Homme du barreau depuis 45 ans, Samir Annabi est président de l’Instance nationale de la lutte contre la corruption (INCC), créée le 14 novembre 2011, après les élections de 2011. Rencontré par leconomistemaghrébin.com lors de la remise des prix des meilleurs dénonciateurs de la corruption, organisée par l’organisation I Watch le samedi 24 janvier à Tunis, Samir Annabi témoigne des difficultés rencontrées pour faire face à la corruption. Entretien…
leconomistemaghrébin.com: Quels sont les problèmes que vous avez rencontrés depuis la création de l’instance à ce jour ?
Samir Annabi : Il y a toute une série de problèmes. Il faut tout d’abord rappeler que le domaine de la lutte contre la corruption est nouveau et très technique à la fois, ce qui explique que nous n’avions pas de personnes spécialisées dans la lutte contre la corruption. Malgré la définition de notre statut par la loi, l’administration a refusé de le mettre en application, notamment en ce qui concerne, notre indépendance budgétaire (un budget de 390 mille dinars par an). Ce budget, que je qualifierais de dérisoire, nous l’avons accepté par principe car avec la nouvelle instance constitutionnelle les choses doivent changer.
Quel est l’indice de perception pour combattre la corruption en Tunisie ? Et comment peut-on le mesurer?
Il est très difficile de donner une évaluation juste et scientifique de la situation, mais comme vous dites, il y a des indices de perception développés par des professionnels, par des techniciens, par des banquiers, qui peuvent donnent une perception de la corruption. C’est pour cette raison que l’on parle d’une perception et non d’une évaluation réelle. Mais ce sont quand même des indicateurs très importants et fiables, comme par exemple la notation de Fitch Ratings, et les autres agences de notation et qui ont une influence particulière sur le climat de l’investissement dans le pays.
Je m’explique : quand les gens voient que l’indice de perception est bas, ils ne feront pas confiance au pays.
De façon plus explicite ?
Un indice qui est bas veut dire que la corruption est bien assise dans le pays, et que par conséquent, l’investisseur étranger a peur de venir dans ce pays où il peut être la victime de pression qui l’obligeraient à payer des pots de vins.
J’ai rencontré le secrétaire général des Nations Unies M. Ban ki Moon lors de sa visite en Tunisie, en octobre dernier et au cours de notre entretien, il m’a déclaré: « J’ai vu votre président Mohamed Moncef Marzouki et le Chef du gouvernement Mehdi Jomaa, tous les deux m’ont parlé de développement économique, de croissance économique, de taux de croissance. Je n’ai pas manqué de leur signifier que pour les Nations Unies la priorité, c’est la lutte contre la corruption, parce que sans climat sain, il n’y aura pas d’investissement, il n’y aura pas non plus de croissance économique ».
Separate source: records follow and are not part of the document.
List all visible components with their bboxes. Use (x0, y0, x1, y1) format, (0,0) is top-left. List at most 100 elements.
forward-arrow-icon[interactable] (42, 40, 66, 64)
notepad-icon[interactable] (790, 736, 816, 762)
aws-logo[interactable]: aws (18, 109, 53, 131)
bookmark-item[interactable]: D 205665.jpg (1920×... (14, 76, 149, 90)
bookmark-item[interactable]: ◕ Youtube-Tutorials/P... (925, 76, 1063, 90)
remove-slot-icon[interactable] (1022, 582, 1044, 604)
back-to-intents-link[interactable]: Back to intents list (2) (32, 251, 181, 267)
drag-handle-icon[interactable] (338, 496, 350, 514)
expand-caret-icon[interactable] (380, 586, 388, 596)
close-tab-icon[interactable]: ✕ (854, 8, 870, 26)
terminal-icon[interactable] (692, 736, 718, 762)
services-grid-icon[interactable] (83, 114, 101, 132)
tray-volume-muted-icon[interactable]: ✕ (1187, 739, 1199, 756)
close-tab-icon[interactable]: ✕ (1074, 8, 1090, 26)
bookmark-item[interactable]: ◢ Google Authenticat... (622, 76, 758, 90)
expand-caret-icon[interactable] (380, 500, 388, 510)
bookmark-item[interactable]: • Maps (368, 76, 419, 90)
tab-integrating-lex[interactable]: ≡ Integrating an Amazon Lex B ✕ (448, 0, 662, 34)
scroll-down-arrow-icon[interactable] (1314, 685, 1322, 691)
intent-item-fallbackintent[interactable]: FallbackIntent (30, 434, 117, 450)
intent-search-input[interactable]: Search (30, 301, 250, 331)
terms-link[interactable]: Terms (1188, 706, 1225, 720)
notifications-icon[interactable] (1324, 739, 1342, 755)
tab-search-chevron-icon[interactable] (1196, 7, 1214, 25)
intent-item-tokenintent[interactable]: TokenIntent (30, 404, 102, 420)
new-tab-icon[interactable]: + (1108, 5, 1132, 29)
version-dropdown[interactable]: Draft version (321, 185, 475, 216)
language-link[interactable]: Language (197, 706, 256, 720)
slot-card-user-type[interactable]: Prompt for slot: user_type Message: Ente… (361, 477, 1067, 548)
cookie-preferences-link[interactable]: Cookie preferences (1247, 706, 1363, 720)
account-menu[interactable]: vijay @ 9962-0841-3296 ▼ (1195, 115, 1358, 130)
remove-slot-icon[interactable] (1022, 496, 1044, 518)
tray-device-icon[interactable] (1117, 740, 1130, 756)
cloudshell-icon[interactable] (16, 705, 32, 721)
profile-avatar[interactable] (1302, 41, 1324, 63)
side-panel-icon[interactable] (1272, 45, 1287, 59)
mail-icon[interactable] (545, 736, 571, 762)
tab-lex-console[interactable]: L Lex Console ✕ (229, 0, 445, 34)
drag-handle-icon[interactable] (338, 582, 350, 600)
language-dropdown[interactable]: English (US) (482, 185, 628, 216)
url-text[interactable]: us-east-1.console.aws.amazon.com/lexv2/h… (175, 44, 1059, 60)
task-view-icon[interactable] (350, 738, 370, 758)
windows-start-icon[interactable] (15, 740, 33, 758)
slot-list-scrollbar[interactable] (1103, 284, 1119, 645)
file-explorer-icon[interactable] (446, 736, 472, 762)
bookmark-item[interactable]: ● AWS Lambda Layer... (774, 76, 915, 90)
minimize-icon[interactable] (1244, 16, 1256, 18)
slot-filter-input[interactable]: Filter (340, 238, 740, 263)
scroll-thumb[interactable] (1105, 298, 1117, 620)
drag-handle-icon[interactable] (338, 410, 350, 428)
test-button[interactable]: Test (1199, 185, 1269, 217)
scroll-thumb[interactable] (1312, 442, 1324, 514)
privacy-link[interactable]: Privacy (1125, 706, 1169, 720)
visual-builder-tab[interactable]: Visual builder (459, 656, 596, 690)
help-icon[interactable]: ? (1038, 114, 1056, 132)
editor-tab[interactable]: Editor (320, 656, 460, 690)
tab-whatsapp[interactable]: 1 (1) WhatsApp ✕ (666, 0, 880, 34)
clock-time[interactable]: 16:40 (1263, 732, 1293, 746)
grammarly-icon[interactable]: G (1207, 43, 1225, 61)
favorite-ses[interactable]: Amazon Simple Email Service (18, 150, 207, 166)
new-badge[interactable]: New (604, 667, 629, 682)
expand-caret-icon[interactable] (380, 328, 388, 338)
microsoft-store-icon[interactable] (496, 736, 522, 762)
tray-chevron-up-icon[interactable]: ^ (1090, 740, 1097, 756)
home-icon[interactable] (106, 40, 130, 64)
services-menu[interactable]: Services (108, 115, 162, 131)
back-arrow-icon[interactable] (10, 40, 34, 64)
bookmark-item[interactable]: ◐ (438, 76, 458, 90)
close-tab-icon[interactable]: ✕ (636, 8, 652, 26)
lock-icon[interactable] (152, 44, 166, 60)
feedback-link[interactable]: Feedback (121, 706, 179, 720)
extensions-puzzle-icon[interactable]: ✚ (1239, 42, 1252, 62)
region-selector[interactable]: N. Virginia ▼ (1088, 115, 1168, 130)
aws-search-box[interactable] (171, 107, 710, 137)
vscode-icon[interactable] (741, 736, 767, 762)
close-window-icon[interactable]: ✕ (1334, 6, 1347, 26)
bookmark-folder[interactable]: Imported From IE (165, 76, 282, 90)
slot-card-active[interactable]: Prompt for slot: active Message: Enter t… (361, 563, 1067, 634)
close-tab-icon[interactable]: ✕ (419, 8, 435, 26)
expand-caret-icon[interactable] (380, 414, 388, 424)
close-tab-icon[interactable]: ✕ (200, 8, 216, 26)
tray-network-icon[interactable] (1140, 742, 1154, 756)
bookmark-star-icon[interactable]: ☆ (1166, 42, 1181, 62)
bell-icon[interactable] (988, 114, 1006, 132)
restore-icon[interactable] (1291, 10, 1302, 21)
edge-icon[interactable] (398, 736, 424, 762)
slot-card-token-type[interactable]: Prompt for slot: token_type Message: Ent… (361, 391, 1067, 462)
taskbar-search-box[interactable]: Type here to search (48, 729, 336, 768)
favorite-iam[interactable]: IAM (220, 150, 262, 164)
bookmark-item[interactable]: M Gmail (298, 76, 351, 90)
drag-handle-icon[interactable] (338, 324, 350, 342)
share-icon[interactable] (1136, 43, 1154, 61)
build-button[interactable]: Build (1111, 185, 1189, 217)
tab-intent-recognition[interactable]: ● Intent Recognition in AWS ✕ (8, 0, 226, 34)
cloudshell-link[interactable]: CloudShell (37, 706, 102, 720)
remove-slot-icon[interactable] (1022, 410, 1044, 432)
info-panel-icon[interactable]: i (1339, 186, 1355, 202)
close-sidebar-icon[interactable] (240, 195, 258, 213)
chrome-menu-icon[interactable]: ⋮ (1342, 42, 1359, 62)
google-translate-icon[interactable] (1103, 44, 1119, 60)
Lors de votre intervention, vous avez évoqué que dans les marchés publics, plus il y a de négociations, plus le risque de corruption est grand, c’est-à-dire ?
Les marchés publics constituent l’un des domaines de prédilection de la corruption parce que c’est là où il y a de l’argent. S’il n’y pas d’argent, il n’y aura ni corruption ni corrompus, ni des gens intéressés.
Pensez vous que la corruption a augmenté ou baissé avant et après la révolution?
Je pense qu’elle a baissé en ce qui concerne la grande corruption et elle a augmenté pour la petite corruption.
Qu’entendez vous dire par “petite et grande corruption” ?
La petite corruption, c’est ce qu’on appelle le “Bakchiche” qu’on paie à l’agent de l’administration. La grande corruption se retrouve quant à elle dans les grands marchés publics.
Or ces derniers temps, il y a eu moins de marchés publics importants, moins d’acquisition de bateaux, d’avions, ou encore de construction de barrages.
Deux sujets d’actualité, qui font débat, actuellement, à propos du gaz de schiste et du pétrole, où se situent les intérêts ?
Ce domaine est très délicat, et j’ai même proposé à la commission concernée de l’ANC, d’instaurer réellement une commission Ad hoc, une commission spéciale pour examiner ces problèmes, parce que non seulement il y a beaucoup d’argent dans ces secteurs, mais aussi beaucoup d’intérêts internationaux en jeu. Il faut réellement avoir des gens formés et spécialisés aussi bien sur le plan comptable que sur le plan technique et autres.